Hi, everyone,
My question is related to both running Airflow locally via the CLI as well as running Astronomer Enterprise on-prem. I believe I have a similar issue to Connect to remote database airflow.
We have an Oracle database hosted on an external Windows server and I have the credentials for a database user, the service name, and the host/port. The service name is also defined within a tnsnames.ora on the host that is initiating the Oracle connection.
Based on my understanding, cx_oracle has a dependency on Oracle client libraries (see cx_Oracle 8 Installation — cx_Oracle 8.3.0 documentation).
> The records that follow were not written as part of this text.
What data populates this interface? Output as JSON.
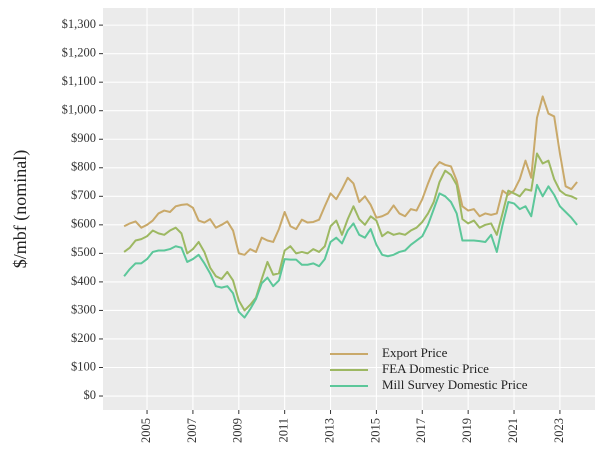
{
  "chart_data": {
    "type": "line",
    "y_label": "$/mbf (nominal)",
    "xlim": [
      2003.08,
      2024.53
    ],
    "ylim": [
      -49,
      1360
    ],
    "xticks": [
      2005,
      2007,
      2009,
      2011,
      2013,
      2015,
      2017,
      2019,
      2021,
      2023
    ],
    "yticks": [
      {
        "value": 0,
        "label": "$0"
      },
      {
        "value": 100,
        "label": "$100"
      },
      {
        "value": 200,
        "label": "$200"
      },
      {
        "value": 300,
        "label": "$300"
      },
      {
        "value": 400,
        "label": "$400"
      },
      {
        "value": 500,
        "label": "$500"
      },
      {
        "value": 600,
        "label": "$600"
      },
      {
        "value": 700,
        "label": "$700"
      },
      {
        "value": 800,
        "label": "$800"
      },
      {
        "value": 900,
        "label": "$900"
      },
      {
        "value": 1000,
        "label": "$1,000"
      },
      {
        "value": 1100,
        "label": "$1,100"
      },
      {
        "value": 1200,
        "label": "$1,200"
      },
      {
        "value": 1300,
        "label": "$1,300"
      }
    ],
    "grid": true,
    "legend": "bottom",
    "x": [
      2004,
      2004.25,
      2004.5,
      2004.75,
      2005,
      2005.25,
      2005.5,
      2005.75,
      2006,
      2006.25,
      2006.5,
      2006.75,
      2007,
      2007.25,
      2007.5,
      2007.75,
      2008,
      2008.25,
      2008.5,
      2008.75,
      2009,
      2009.25,
      2009.5,
      2009.75,
      2010,
      2010.25,
      2010.5,
      2010.75,
      2011,
      2011.25,
      2011.5,
      2011.75,
      2012,
      2012.25,
      2012.5,
      2012.75,
      2013,
      2013.25,
      2013.5,
      2013.75,
      2014,
      2014.25,
      2014.5,
      2014.75,
      2015,
      2015.25,
      2015.5,
      2015.75,
      2016,
      2016.25,
      2016.5,
      2016.75,
      2017,
      2017.25,
      2017.5,
      2017.75,
      2018,
      2018.25,
      2018.5,
      2018.75,
      2019,
      2019.25,
      2019.5,
      2019.75,
      2020,
      2020.25,
      2020.5,
      2020.75,
      2021,
      2021.25,
      2021.5,
      2021.75,
      2022,
      2022.25,
      2022.5,
      2022.75,
      2023,
      2023.25,
      2023.5,
      2023.75
    ],
    "series": [
      {
        "name": "Export Price",
        "color": "#c9a96a",
        "values": [
          595,
          605,
          612,
          590,
          600,
          615,
          640,
          650,
          645,
          665,
          670,
          672,
          660,
          615,
          608,
          620,
          590,
          600,
          612,
          580,
          500,
          495,
          515,
          505,
          555,
          545,
          540,
          585,
          645,
          595,
          585,
          618,
          608,
          610,
          618,
          665,
          710,
          690,
          725,
          765,
          745,
          680,
          700,
          670,
          625,
          630,
          640,
          668,
          640,
          630,
          655,
          650,
          690,
          745,
          795,
          820,
          810,
          805,
          755,
          665,
          650,
          655,
          630,
          640,
          635,
          640,
          720,
          705,
          720,
          760,
          825,
          765,
          975,
          1050,
          990,
          980,
          850,
          735,
          725,
          750
        ]
      },
      {
        "name": "FEA Domestic Price",
        "color": "#9db862",
        "values": [
          505,
          520,
          545,
          550,
          560,
          580,
          570,
          565,
          580,
          590,
          570,
          500,
          515,
          540,
          505,
          450,
          420,
          410,
          435,
          405,
          335,
          300,
          320,
          345,
          410,
          470,
          425,
          430,
          510,
          525,
          500,
          505,
          500,
          515,
          505,
          525,
          595,
          615,
          565,
          620,
          665,
          620,
          600,
          630,
          615,
          560,
          575,
          565,
          570,
          565,
          580,
          590,
          610,
          640,
          680,
          750,
          790,
          775,
          740,
          620,
          605,
          615,
          590,
          600,
          605,
          565,
          640,
          720,
          710,
          700,
          725,
          720,
          850,
          815,
          825,
          760,
          720,
          705,
          700,
          690
        ]
      },
      {
        "name": "Mill Survey Domestic Price",
        "color": "#5cc79a",
        "values": [
          420,
          445,
          465,
          465,
          480,
          505,
          510,
          510,
          515,
          525,
          520,
          470,
          480,
          495,
          465,
          430,
          385,
          380,
          385,
          360,
          295,
          275,
          305,
          340,
          395,
          415,
          385,
          405,
          480,
          478,
          478,
          460,
          460,
          465,
          455,
          480,
          540,
          555,
          535,
          580,
          605,
          565,
          555,
          585,
          530,
          495,
          490,
          495,
          505,
          510,
          530,
          545,
          560,
          600,
          655,
          710,
          700,
          680,
          640,
          545,
          545,
          545,
          543,
          540,
          565,
          505,
          600,
          680,
          675,
          655,
          665,
          630,
          740,
          700,
          735,
          705,
          665,
          645,
          625,
          600
        ]
      }
    ]
  }
}
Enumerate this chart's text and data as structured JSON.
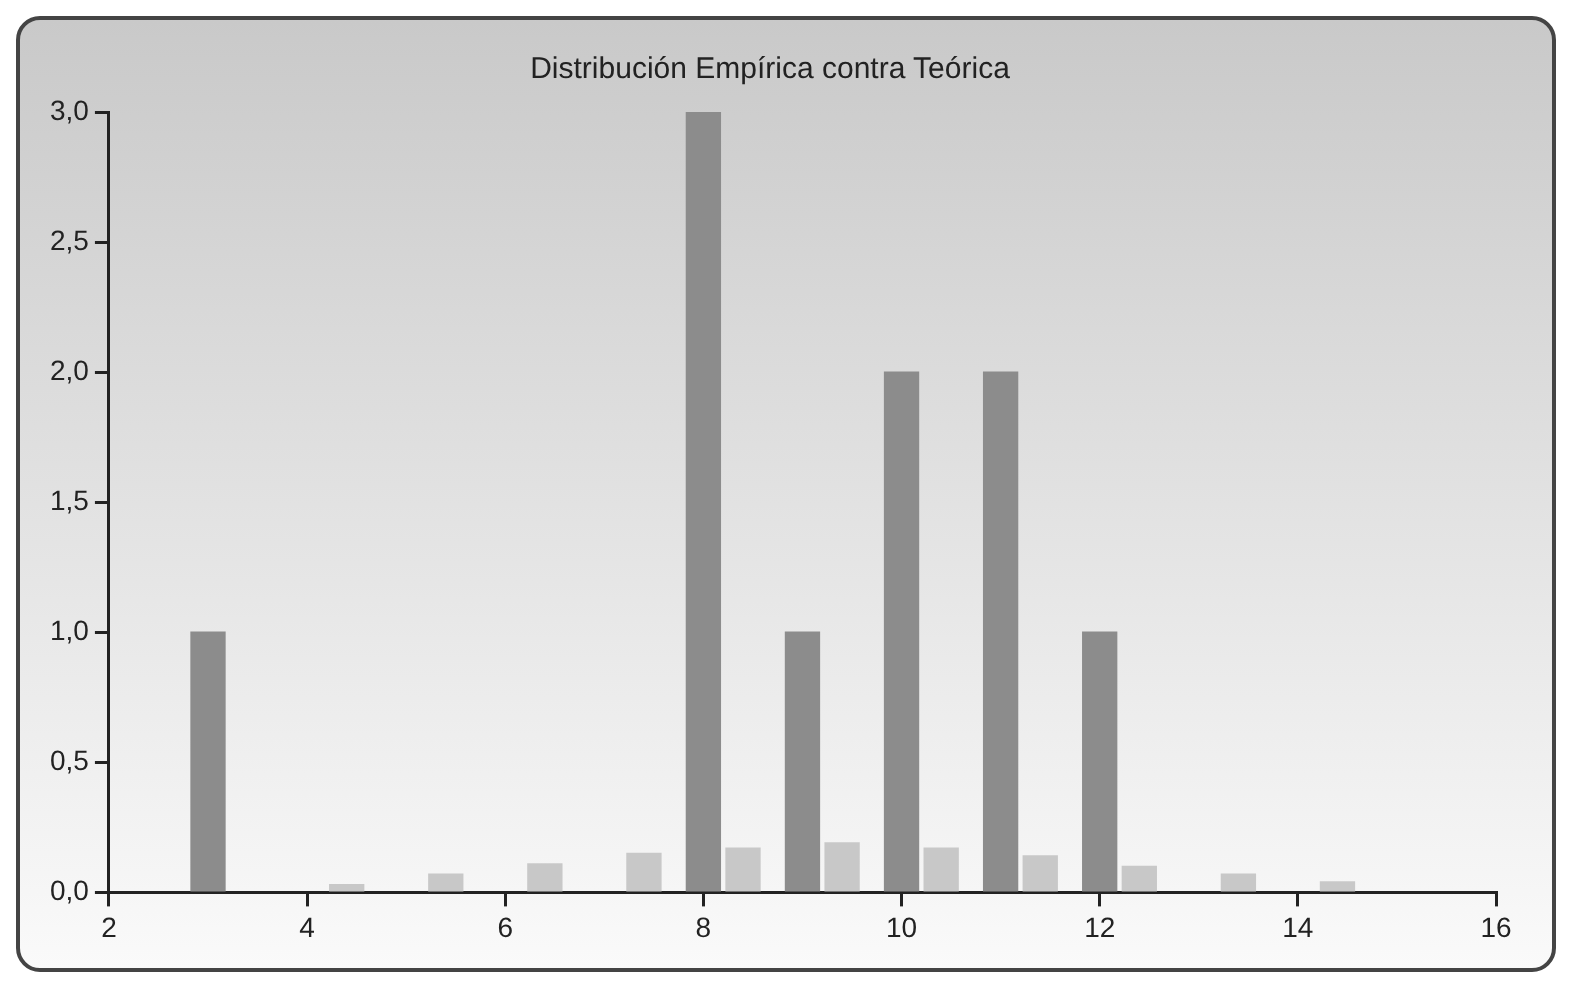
{
  "chart_data": {
    "type": "bar",
    "title": "Distribución Empírica contra Teórica",
    "series": [
      {
        "color": "#8c8c8c",
        "x": [
          3,
          8,
          9,
          10,
          11,
          12
        ],
        "values": [
          1,
          3,
          1,
          2,
          2,
          1
        ]
      },
      {
        "color": "#c8c8c8",
        "x": [
          4.4,
          5.4,
          6.4,
          7.4,
          8.4,
          9.4,
          10.4,
          11.4,
          12.4,
          13.4,
          14.4
        ],
        "values": [
          0.03,
          0.07,
          0.11,
          0.15,
          0.17,
          0.19,
          0.17,
          0.14,
          0.1,
          0.07,
          0.04
        ]
      }
    ],
    "xlim": [
      2,
      16
    ],
    "xticks": [
      2,
      4,
      6,
      8,
      10,
      12,
      14,
      16
    ],
    "ylim": [
      0,
      3
    ],
    "yticks": [
      {
        "value": 0,
        "label": "0,0"
      },
      {
        "value": 0.5,
        "label": "0,5"
      },
      {
        "value": 1,
        "label": "1,0"
      },
      {
        "value": 1.5,
        "label": "1,5"
      },
      {
        "value": 2,
        "label": "2,0"
      },
      {
        "value": 2.5,
        "label": "2,5"
      },
      {
        "value": 3,
        "label": "3,0"
      }
    ],
    "grid": false,
    "legend": false
  }
}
These libraries are typically provided via an Oracle client (full or instant client both seem to work).
I have successfully connected through cx_Oracle to our test database both from my Windows development environment as well as by using a pre-built instant client Docker image from Oracle (like Docker). The code from my Windows test is below.
import cx_Oracle
dsn_tns = cx_Oracle.makedsn(‘oracle-host’, ‘1521’, service_name=‘DBSERVICE.WORLD’)
conn = cx_Oracle.connect(dsn=dsn_tns, user=‘username’, password=‘password’)
data_cursor = conn.cursor()
data_cursor.execute(‘select * from schema.table where value='something'’)
for row in data_cursor:
print(‘{0} - {1}’.format(row[0], row[1]))
conn.close()
What is the recommended approach to do something similar with the Airflow image provided by Astronomer (either using the astro cli or using Astronomer Enterprise)? The Oracle instant client does not appear to be available to install via apt-get which I know the CLI uses when you add an OS package to packages.txt. I was able to connect from a bash session within the astro cli scheduler container by doing the following:
- Download the Oracle client rpm files directly from Oracle
- Copied to the running scheduler container.
- Converted and installed the rpms with alien.
- Copied my tnsnames.ora to the scheduler container and created the TNS_ADMIN environment variable with the path to the tnsnames.ora.
- Opened a sqlplus instance, connected using the credentials.
The ultimate goal is to be able to interact with our Oracle databases from within Airflow either using a PythonOperator or the oracle_hook/oracle_operator.
Thanks to anyone who has a suggestion.